Indian and Chinese visitors to NBAA all tell the same story about the pent-up demand for business aviation in their countries. The pressure is building up, dammed by inadequate infrastructure in both countries and made worse in India by a disabling bureaucracy.
Speaking at NBAA, the chairman of the China Business Aviation Group, Jason Liao, painted a simultaneously exciting and frustrating picture of the future for business aviation in China. There are already more than 3,000 individuals in China with a personal net worth exceeding $500 million, and the group is growing fast, he said. So there is a luxury market as well as corporate demand.
In India, where business aviation has until now been considered a luxury commodity, the perception is swinging towards its use as a business-enabling tool, according to the Indian Business Aviation Operators Association.
In both countries, the financial means and the wish to acquire aircraft immediately exists aplenty, but there is an almost total lack of fixed-base operations to support them, and inadequate parking space and hangarage at airports. In India this is exacerbated by the fact that the government approvals needed to import and register an aircraft can take more than a year, sapping the will of entrepreneurs to bring operations into the country rather than charter services from external operators.

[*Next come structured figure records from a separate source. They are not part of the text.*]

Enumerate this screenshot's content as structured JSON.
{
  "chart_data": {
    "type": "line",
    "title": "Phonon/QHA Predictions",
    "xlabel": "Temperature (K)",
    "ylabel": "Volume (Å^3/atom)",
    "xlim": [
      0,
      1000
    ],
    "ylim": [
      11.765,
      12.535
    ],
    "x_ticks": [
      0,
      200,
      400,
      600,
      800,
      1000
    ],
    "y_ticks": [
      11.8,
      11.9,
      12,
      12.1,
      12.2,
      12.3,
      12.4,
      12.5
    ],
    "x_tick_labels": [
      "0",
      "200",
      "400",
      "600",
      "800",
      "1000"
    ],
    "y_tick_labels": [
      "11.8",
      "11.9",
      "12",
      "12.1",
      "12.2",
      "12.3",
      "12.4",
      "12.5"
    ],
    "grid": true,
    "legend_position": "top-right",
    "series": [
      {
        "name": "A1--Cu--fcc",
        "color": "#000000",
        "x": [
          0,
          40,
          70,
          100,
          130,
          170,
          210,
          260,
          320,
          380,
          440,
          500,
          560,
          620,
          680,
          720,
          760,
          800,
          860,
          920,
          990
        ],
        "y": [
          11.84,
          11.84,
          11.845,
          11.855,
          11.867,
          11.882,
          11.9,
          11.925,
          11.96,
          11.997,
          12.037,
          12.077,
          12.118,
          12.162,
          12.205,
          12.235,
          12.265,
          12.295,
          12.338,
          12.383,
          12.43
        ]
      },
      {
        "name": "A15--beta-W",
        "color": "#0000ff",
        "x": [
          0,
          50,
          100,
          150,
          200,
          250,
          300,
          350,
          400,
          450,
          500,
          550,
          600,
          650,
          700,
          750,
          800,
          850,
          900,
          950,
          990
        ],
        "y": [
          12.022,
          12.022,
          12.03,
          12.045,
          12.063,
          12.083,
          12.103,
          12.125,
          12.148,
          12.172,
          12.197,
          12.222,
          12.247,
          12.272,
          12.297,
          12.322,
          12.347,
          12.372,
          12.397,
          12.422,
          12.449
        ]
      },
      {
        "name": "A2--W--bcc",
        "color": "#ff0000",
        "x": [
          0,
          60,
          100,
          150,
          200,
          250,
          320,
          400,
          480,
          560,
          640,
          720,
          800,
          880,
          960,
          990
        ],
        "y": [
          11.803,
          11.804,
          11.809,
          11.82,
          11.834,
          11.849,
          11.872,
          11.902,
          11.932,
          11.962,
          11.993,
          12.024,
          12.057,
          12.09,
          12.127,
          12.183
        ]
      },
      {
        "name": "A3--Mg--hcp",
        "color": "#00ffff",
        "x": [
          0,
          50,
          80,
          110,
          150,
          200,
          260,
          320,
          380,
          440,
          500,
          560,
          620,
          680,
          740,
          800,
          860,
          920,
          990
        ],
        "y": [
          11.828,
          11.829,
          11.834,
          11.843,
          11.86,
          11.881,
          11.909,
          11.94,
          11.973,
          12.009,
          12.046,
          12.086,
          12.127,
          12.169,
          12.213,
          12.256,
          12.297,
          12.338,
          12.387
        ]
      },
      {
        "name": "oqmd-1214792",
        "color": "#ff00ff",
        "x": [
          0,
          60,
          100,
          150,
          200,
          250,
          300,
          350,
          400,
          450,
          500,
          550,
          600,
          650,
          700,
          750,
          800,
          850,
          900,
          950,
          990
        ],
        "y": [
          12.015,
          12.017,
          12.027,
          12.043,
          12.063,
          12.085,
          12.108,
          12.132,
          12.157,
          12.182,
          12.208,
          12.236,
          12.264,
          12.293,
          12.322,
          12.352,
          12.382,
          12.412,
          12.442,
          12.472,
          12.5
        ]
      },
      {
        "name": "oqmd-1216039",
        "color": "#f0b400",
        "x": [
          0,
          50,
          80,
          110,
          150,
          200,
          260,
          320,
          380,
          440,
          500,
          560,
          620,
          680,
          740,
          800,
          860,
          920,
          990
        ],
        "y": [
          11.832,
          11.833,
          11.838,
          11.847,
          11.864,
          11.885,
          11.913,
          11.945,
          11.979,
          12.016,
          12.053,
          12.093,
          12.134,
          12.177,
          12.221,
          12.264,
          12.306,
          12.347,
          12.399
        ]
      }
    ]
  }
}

Liao said that the Civil Aviation Authority of China is making it a high priority to force the changes necessary to unshackle the entire general aviation sector, and the loosening of airspace restrictions and clearances has already begun. "A huge wave" of FBO development is imminent, he said, but the lack of pilots and trained technicians is also a major obstacle to business aviation development that will, for many years, only be met by importing expatriate skilled employees. At the moment, said Liao, he has to disappoint individuals who approach him with $60 million in instantly transferable cash available, asking for an aeroplane immediately.